I didn’t know it was so easy to be 10 years younger, an inch shorter or lose extra body parts. But when reviewing my medical records that’s what I found.
This component of health reform hasn’t received a lot of attention. I’ve heard directly from several doctors about the extra time e-records take and their problems finding appropriate software. But there is no doubt electronic records are the future of medical record keeping. E-records should make it easier to get information quickly to hospitals and specialists; it could reduce the need for duplicate tests. Sounds good until you realize it falls to you to ensure a measure of accuracy.
Some specialists make it easy to review our basic medical history because they send us follow-up letters. One would think that the pages and pages of history that we fill out by hand would be part of our record, but too often that does not happen. Maybe in the future we will be able to fill out forms on-line. We seek medical care for our benefit and the records and test results are for our benefit too. We have the right, but should also have the obligation, to review those documents for our own sake and to also reduce health care costs.
How many times have you asked for a detailed print-out of your hospital bill? Did you show it to your doctor? While some items may be hard to decipher (ask for an explanation), others are not. Twice, in separate incidents, I found billing mistakes of up to a few thousand dollars. Frequently the mistakes involved medications—they were ordered if needed, but were never administered. When I showed one bill to my surgeon, he discovered a particular suture had been billed at $200. It should have been $20. Most interesting was the attitude of the (private) insurance companies; when I alerted them to the errors, I was told that unless the mistakes were over a certain amount, they wouldn’t bother with them.
Much simpler to review is the basic information of our age, height, weight. How can these statistics get mixed up and what are the consequences? In my case, my height was plugged into a Body Mass Index program and automatically displayed in my chart. Left uncorrected, I would be listed as obese.
As for missing body parts—so what? Long ago I met a lady who was scheduled to have gallbladder tests even though she no longer had one. Apparently her doctor didn’t have her records and she didn’t understand the nature of the tests. That resulted in an expensive, unnecessary test.
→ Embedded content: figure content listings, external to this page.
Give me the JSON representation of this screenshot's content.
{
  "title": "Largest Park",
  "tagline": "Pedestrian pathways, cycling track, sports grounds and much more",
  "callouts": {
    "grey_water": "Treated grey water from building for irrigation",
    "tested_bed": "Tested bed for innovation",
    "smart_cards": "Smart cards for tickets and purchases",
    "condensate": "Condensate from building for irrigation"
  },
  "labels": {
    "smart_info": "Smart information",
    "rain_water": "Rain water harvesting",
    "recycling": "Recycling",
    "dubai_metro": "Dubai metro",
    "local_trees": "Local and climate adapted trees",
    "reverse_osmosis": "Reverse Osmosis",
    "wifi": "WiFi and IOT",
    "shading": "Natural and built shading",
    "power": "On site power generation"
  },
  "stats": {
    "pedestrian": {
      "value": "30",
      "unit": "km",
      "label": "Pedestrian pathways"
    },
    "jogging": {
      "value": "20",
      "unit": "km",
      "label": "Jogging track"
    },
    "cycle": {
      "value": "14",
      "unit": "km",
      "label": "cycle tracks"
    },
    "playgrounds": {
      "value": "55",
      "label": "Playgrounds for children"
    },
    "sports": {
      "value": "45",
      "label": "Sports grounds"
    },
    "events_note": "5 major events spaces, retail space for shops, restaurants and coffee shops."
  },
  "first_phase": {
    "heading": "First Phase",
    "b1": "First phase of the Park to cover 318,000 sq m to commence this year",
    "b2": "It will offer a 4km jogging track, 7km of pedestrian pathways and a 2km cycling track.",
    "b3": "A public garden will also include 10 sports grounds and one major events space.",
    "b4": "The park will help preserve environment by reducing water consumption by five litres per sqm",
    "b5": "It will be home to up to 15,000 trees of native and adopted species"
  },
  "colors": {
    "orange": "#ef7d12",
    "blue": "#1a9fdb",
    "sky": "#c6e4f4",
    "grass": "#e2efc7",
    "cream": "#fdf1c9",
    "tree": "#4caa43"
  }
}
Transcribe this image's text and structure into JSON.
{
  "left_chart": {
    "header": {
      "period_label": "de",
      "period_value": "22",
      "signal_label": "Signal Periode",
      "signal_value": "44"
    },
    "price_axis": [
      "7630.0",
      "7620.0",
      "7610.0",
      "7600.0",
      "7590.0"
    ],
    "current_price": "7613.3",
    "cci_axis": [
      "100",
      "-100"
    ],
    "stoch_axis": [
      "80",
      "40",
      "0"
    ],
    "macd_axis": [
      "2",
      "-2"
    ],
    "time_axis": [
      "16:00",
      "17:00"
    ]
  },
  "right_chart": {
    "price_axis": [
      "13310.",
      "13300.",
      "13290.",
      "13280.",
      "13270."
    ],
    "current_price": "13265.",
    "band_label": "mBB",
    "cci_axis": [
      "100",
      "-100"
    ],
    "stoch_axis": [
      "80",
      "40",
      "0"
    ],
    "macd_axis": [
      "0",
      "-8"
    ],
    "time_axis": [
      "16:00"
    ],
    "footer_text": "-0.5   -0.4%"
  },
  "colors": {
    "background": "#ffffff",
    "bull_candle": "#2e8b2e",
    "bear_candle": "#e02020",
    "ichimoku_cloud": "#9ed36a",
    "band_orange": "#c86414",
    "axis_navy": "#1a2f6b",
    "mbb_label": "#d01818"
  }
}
Missing ovaries is more serious. If records show they’ve been removed--when they really haven't--are primary care doctors more likely to skip that part of the annual exam that could pick up ovarian cancer?
Most doctors I’ve encountered are glad to have our records corrected. However, one chance meeting with a physician recently wasn’t so encouraging. This MD was indignant when I used the term ‘client.’ She didn’t think that business model terminology should be included in the medical field. She also said that while the patient could add notes in his/her file about perceived mistakes, the records couldn’t really be edited—only added to.
This is a bit hard to believe. I’d hate to think the corrections I make in my file will be placed on some bottom page where few would read them. Whether editing our e-records is problematic or not, it’s past time we took ownership of our medical information.
Maybe health reform should include the requirement that we all review our records for accuracy and completeness. This added step could benefit us in the future, perhaps in an emergency, when we would be least able to do anything about it. It might even save money.